Textron To Confirm Outlook at Merrill Lynch Global Industries Conference
PROVIDENCE, R.I.--May 22, 2001--Textron Inc. , in a presentation to investors at the Merrill Lynch Global Industries Conference, tomorrow will confirm that the company continues to expect second quarter earnings per share before special charges and restructuring-related expenses to be approximately $1.10. The company will also confirm that it continues to expect earnings per share before special charges and restructuring-related expenses to be approximately the same as last year, which were $4.65.Slides of the presentation at the Merrill Lynch conference by Ted R. French, executive vice president and chief financial officer of Textron Inc., will be available on Textron's website at www.textron.com from May 23 through May 30, 2001.

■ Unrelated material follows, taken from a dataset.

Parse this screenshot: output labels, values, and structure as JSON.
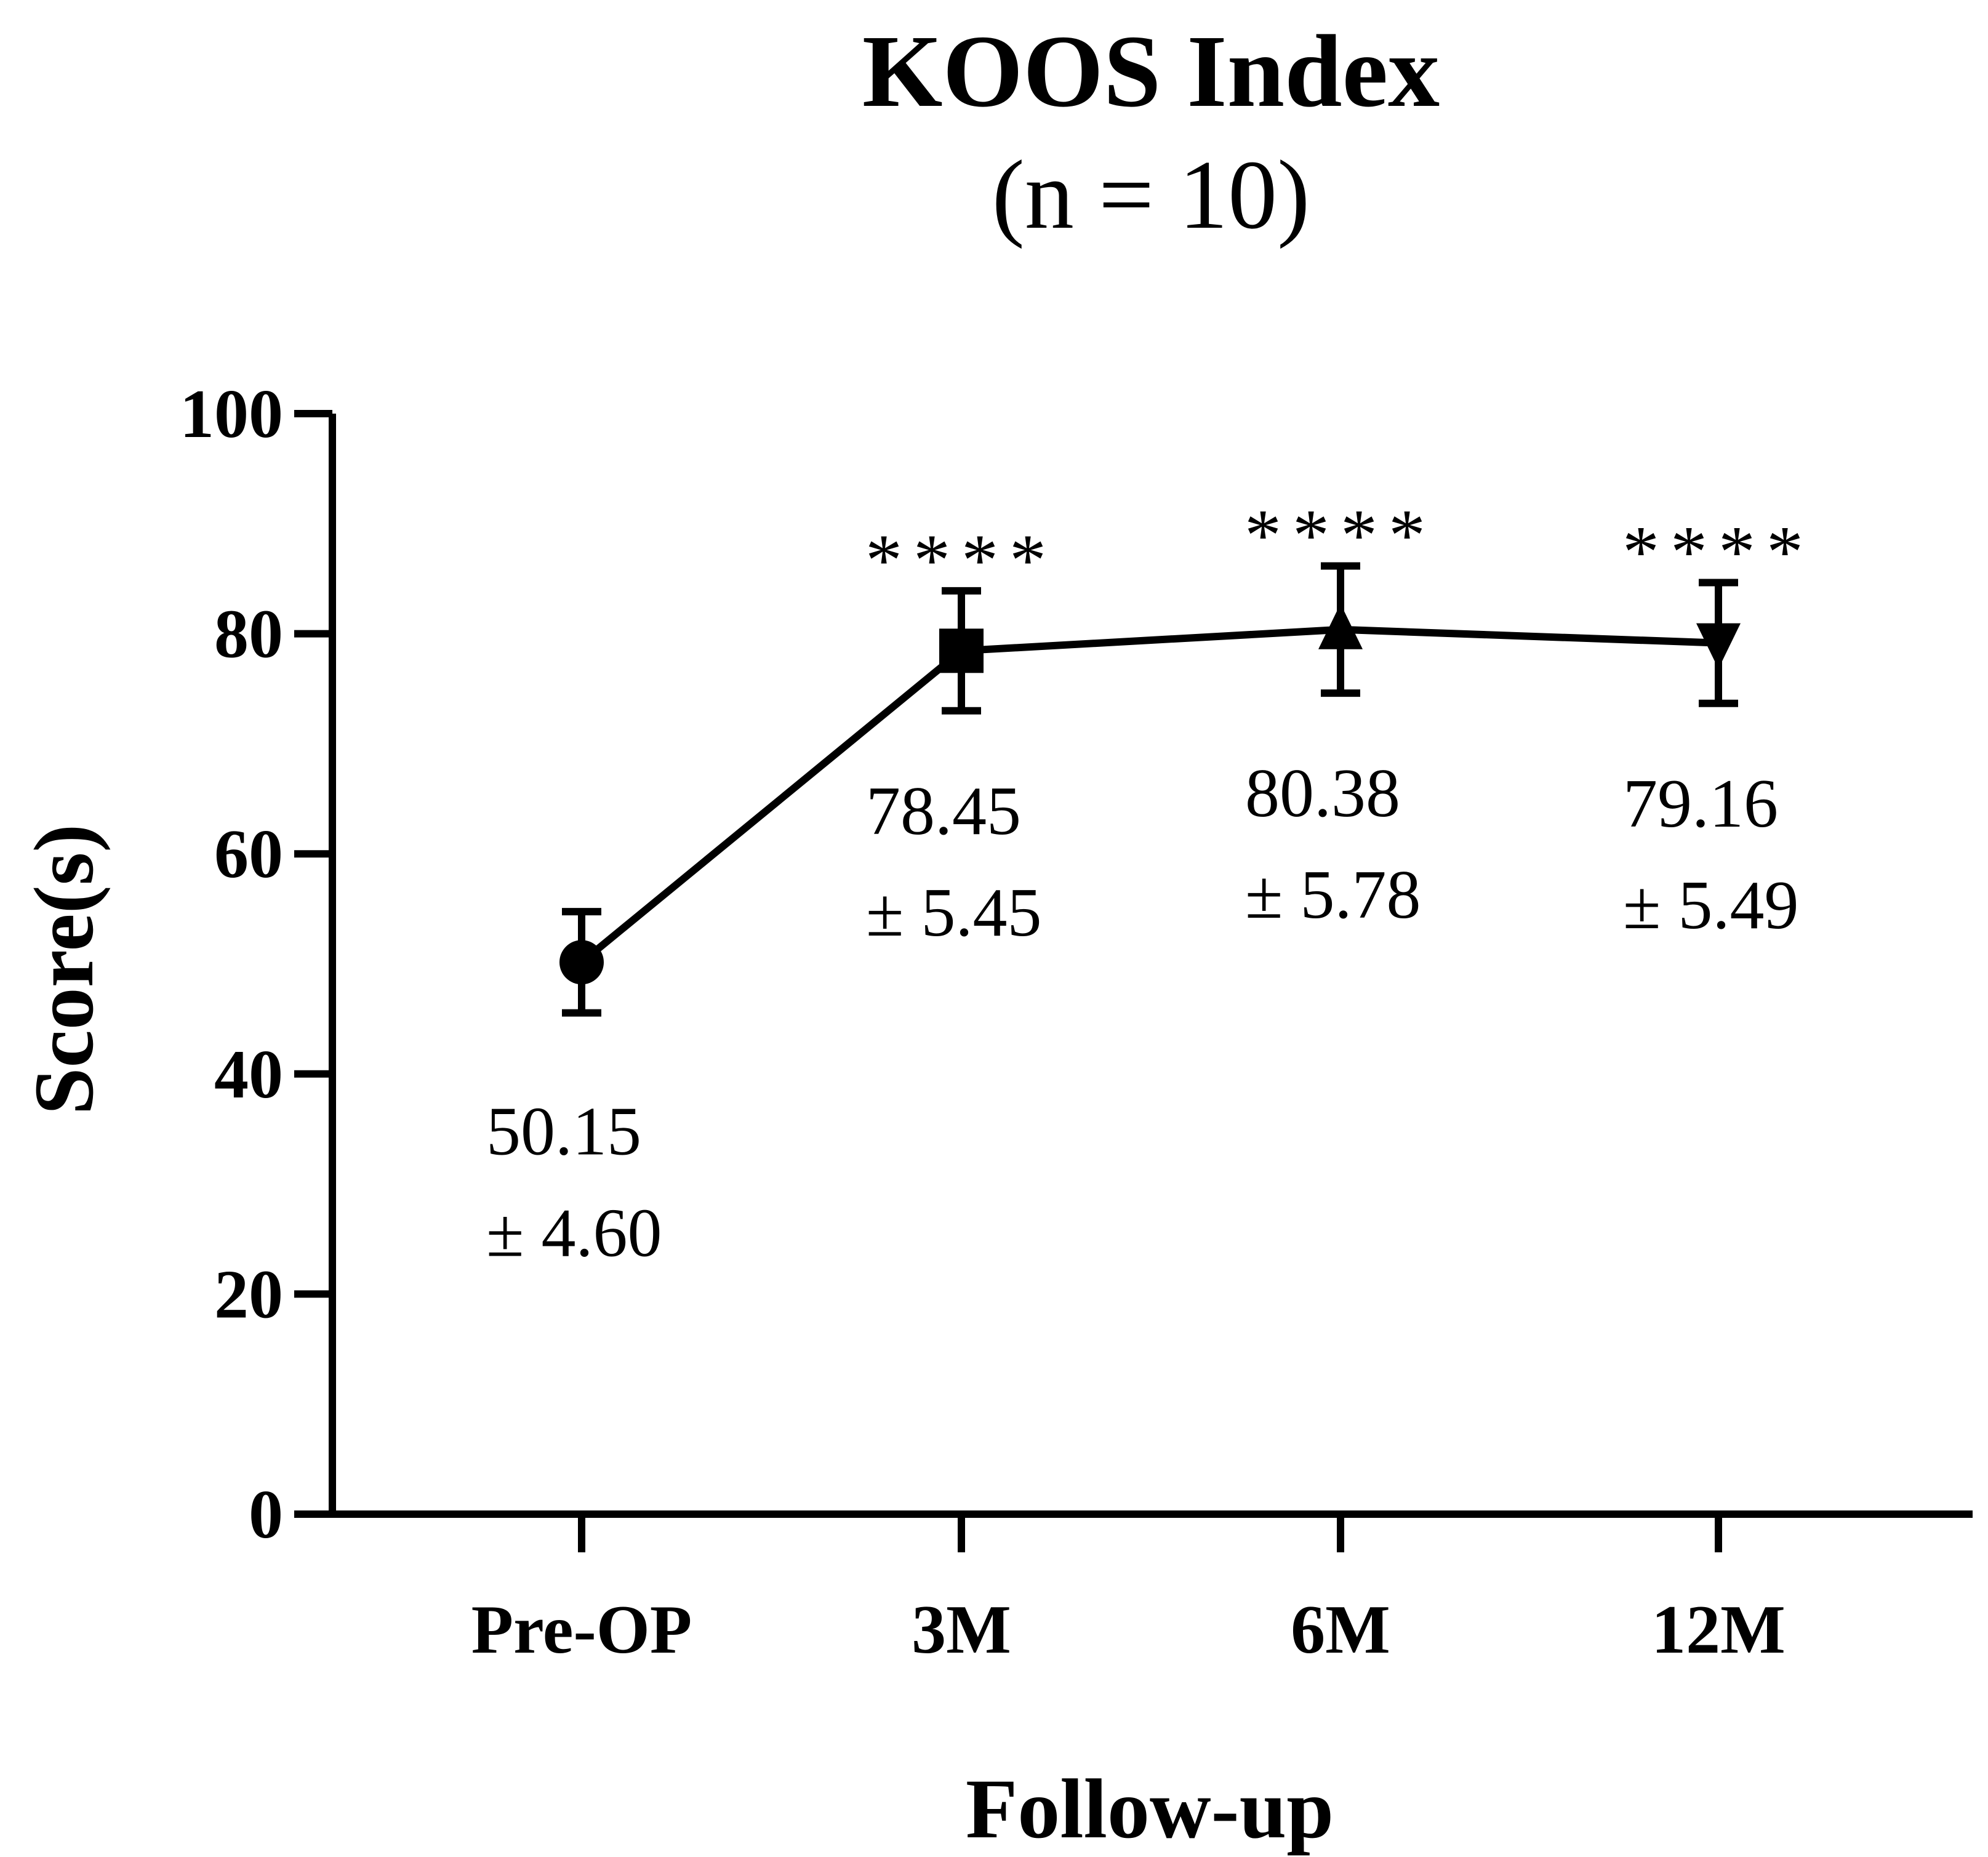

Textron Inc. (www.textron.com) is a $13 billion, global, multi-industry company with market-leading businesses in Aircraft, Automotive, Industrial Products, Fastening Systems and Finance. Textron has a workforce of 70,000 employees and major manufacturing facilities in 30 countries. Textron is among Fortune magazine's "Global Most Admired Companies" and Industry Week magazine's "Best Managed Companies."

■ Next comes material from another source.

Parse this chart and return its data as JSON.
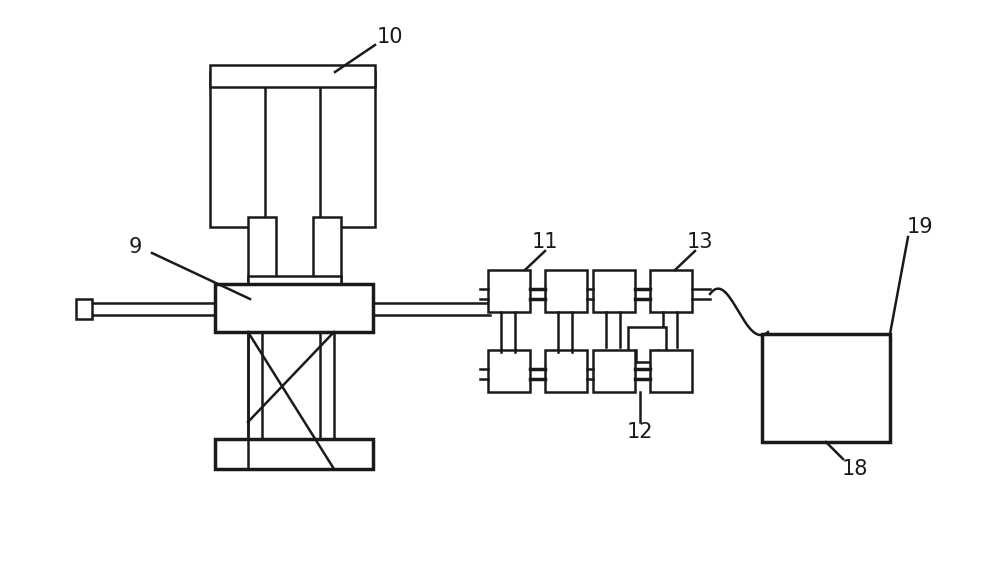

Forward-looking Information: Certain statements in this release and other oral and written statements made by Textron from time to time, are forward-looking statements, including those that discuss strategies, goals, outlook or other non-historical matters; or project revenues, income, returns or other financial measures. These forward-looking statements are subject to risks and uncertainties that may cause actual results to differ materially from those contained in the statements, including the following: (a) the extent to which Textron is able to implement and complete its restructuring plans (b) the extent to which Textron is able to successfully integrate recent acquisitions, (c) changes in worldwide economic and political conditions that impact interest and foreign exchange rates, (d) the occurrence of work stoppages and strikes at key facilities of Textron or Textron's customers or suppliers, (e) government funding and program approvals affecting products being developed or sold under government programs, (f) successful implementation of supply chain and e-procurement strategies, (g) the timing of certifications of new aircraft products, (h) the occurrence of a severe downturn in the economies in which Textron operates that could reduce demand for its products (i) the level of consumer demand for the vehicle models for which Textron supplies parts to automotive original equipment manufacturers ("OEMs"), (j) Textron's ability to offset, through cost reductions, raw material price increases and pricing pressure brought by OEM customers, and (k) Textron Financial's ability to maintain credit quality and control costs when entering new markets.